Le roi porte une épée dans un fourreau richement orné de pierres précieuses. L'arme reste rangée : elle n'évoque pas le combat, mais une puissance maîtrisée, disponible pour défendre, juger et commander.
La couronne du roi repose sur une table fleurdelisée. Dans le portrait d'apparat, elle n'a pas besoin d'être portée pour affirmer la souveraineté : sa seule présence suffit à désigner la fonction royale.
Déposer la couronne permet de conserver le visage entièrement visible et d'éviter qu'elle ne domine le portrait. Le spectateur voit l'homme autant que le souverain. L'autorité paraît alors possédée avec assurance, plutôt qu'exhibée.
Élodie porte au contraire sa couronne. Ce choix affirme clairement son rang et crée un second point de majesté dans l'image. Elle n'est pas un simple accompagnement : sa présence participe pleinement à l'équilibre symbolique du tableau.
Les portraits royaux représentaient souvent le souverain seul, tandis que la reine faisait l'objet d'un portrait séparé. Les réunir dans une même composition transforme ici le portrait de pouvoir en portrait d'alliance.
La reine regarde directement le spectateur, au premier plan. La proximité des deux figures et le geste du roi sur son épaule suggèrent une lecture contemporaine : celle d'une autorité fondée sur le couple et d'un destin partagé.
Les longs gants blancs prolongent les lignes de la robe et soulignent la retenue de la reine. Ses mains réunies ne portent aucun attribut de commandement : son autorité s'exprime par la présence, la dignité et la maîtrise.
Sur le drapé est brodée la devise lyonnaise :
VIRTUTE DUCE, COMITE FORTUNA« La vertu pour guide, la fortune pour compagne. »

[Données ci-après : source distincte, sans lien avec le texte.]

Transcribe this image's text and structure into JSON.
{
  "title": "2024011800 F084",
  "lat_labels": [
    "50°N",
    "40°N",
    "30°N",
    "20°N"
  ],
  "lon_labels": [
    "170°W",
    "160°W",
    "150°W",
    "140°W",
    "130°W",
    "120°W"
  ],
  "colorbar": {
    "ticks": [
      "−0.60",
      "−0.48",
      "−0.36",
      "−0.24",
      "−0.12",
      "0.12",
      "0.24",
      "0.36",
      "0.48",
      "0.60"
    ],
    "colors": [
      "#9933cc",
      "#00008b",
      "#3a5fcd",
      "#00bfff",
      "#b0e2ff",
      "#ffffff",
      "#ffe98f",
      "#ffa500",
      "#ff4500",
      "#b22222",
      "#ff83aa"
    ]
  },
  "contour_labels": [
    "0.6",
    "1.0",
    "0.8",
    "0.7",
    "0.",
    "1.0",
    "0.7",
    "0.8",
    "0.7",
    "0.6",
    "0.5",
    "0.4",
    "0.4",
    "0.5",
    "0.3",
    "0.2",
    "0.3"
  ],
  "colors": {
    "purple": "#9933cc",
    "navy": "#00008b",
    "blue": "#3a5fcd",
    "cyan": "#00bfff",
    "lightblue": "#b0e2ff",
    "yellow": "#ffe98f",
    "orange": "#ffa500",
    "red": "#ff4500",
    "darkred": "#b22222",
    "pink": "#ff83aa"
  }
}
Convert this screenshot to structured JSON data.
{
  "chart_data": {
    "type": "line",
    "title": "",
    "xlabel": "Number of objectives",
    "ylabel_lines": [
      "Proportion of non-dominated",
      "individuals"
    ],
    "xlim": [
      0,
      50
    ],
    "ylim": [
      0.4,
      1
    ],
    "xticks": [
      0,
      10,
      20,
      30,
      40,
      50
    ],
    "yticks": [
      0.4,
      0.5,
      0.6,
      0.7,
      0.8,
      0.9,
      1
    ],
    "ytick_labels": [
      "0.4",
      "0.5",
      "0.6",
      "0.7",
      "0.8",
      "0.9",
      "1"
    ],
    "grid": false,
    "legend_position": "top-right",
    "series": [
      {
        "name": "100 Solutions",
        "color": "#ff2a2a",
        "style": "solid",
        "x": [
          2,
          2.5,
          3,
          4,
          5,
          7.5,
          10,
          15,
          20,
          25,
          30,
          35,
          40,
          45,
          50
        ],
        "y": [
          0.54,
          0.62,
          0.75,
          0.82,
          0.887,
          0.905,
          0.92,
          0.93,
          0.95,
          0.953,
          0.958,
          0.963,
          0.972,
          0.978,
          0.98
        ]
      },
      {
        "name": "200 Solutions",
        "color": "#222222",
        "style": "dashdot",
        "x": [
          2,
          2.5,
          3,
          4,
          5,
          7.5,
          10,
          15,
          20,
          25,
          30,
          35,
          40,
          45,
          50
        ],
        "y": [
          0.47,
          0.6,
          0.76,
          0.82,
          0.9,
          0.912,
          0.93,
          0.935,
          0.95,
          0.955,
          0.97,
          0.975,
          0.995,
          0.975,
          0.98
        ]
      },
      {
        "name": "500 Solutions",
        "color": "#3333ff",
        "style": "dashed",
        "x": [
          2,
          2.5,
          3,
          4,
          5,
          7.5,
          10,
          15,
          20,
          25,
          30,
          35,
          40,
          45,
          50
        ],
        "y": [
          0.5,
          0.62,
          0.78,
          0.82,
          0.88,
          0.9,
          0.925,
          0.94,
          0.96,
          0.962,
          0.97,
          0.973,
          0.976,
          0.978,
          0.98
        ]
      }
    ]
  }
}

La formule associe le mérite personnel à la chance favorable. Inscrite au-dessus du couple, elle ancre l'œuvre dans la ville de Lyon et propose une lecture morale : la fortune n'a de valeur que lorsqu'elle est guidée par la vertu.
Dans le contexte du portrait, la devise prend aussi un sens conjugal. Elle évoque deux êtres avançant ensemble, guidés par leurs valeurs et accompagnés par la fortune — ou, plus simplement, l'un par l'autre.
À travers Louis XIV, Louis XV, Charlemagne et Napoléon, l'œuvre traverse plusieurs siècles d'imaginaire du pouvoir. Mais son sujet demeure personnel : sous les couronnes et les manteaux, elle célèbre avant tout Élodie et Yoann.
Monumental dans sa forme, le tableau reste intime dans son intention. Il emprunte aux souverains leur solennité, mais remplace la célébration d'une dynastie par celle d'un lien : celui d'un couple élevé, le temps d'un portrait, au rang de légende.